The German din standard is the only way UV should be used as it filters out the trihalomethane (THM) via activated carbon. The Danish Technological Institute Department for Swimming Pool Technology recommend that activated carbon should always be used after UVc to remove the THM`s
The Danish EPA have set an absolute limit of 50 ug/l.The levels of THM's recorded in indoor pools have been as high as 300 ug/l.

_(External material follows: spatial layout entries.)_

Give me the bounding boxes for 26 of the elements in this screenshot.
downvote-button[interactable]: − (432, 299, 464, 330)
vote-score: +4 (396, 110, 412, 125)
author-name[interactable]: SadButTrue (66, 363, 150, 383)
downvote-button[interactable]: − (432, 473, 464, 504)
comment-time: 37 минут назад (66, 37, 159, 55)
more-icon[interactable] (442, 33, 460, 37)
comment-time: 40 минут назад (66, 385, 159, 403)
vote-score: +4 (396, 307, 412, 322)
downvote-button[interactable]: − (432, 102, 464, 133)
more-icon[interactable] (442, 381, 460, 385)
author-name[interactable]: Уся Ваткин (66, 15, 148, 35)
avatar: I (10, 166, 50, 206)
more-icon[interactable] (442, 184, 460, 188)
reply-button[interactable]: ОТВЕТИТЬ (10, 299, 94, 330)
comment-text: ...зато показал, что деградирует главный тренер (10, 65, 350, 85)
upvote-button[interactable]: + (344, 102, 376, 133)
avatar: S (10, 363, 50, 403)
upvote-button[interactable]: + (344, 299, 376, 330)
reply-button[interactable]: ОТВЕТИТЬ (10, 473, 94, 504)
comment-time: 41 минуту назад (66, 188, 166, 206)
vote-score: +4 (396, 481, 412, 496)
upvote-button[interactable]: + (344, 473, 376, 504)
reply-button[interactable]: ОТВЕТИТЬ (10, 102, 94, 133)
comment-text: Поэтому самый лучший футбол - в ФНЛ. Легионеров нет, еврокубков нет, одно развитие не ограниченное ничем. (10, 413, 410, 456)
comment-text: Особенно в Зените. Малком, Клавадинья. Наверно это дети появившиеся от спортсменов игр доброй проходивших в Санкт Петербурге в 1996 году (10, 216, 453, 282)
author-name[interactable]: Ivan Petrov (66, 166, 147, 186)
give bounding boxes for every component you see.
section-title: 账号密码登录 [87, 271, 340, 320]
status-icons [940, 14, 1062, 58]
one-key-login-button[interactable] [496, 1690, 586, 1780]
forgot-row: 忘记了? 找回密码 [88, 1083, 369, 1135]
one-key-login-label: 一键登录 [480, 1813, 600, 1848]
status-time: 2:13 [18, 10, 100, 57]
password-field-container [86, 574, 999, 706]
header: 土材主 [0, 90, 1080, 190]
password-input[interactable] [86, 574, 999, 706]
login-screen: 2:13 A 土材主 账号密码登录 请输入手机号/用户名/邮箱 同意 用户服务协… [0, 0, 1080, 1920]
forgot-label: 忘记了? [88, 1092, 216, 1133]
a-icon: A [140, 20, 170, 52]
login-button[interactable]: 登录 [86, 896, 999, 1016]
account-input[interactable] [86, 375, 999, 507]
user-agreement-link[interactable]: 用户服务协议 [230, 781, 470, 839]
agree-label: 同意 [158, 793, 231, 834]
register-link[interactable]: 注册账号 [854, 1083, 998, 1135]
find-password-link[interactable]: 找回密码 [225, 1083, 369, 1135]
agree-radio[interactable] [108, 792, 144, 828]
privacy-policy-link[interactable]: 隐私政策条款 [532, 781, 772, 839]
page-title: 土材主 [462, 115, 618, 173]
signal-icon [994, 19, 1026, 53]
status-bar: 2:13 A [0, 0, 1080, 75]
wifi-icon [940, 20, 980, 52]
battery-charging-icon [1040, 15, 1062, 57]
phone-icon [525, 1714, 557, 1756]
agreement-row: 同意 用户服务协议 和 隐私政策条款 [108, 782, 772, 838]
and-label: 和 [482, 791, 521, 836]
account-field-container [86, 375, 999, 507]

As Richard said above "What additional value does the system provide?"
 
One also needs to distinguish between commercial/public pools with high bather loads vs. residential pools with low (to medium) bather loads. That seems to be a large factor that's more than a linear result in terms of by-products produced. Also, the DIN standard method of chlorine stripping isn't going to be very economical in a residential pool unless the turnover is low (in commercial/public pools, the idea is to have shorter turnovers). One thing that has been missing is trying to remove the original organic substances in the first place except for larger or charged substances -- though the DIN standard uses coagulation and filtration, I don't see anything in it that removes the organic precursors though the ozone adjunct may reduce them through oxidation of some of them.

Perhaps the activated carbon breaks up the combined chlorine substances and what remains in smaller pieces no longer combines with chlorine and is therefore innocuous (from that point of view). I'll have to look into this in more detail to see if that's what is presumably going on.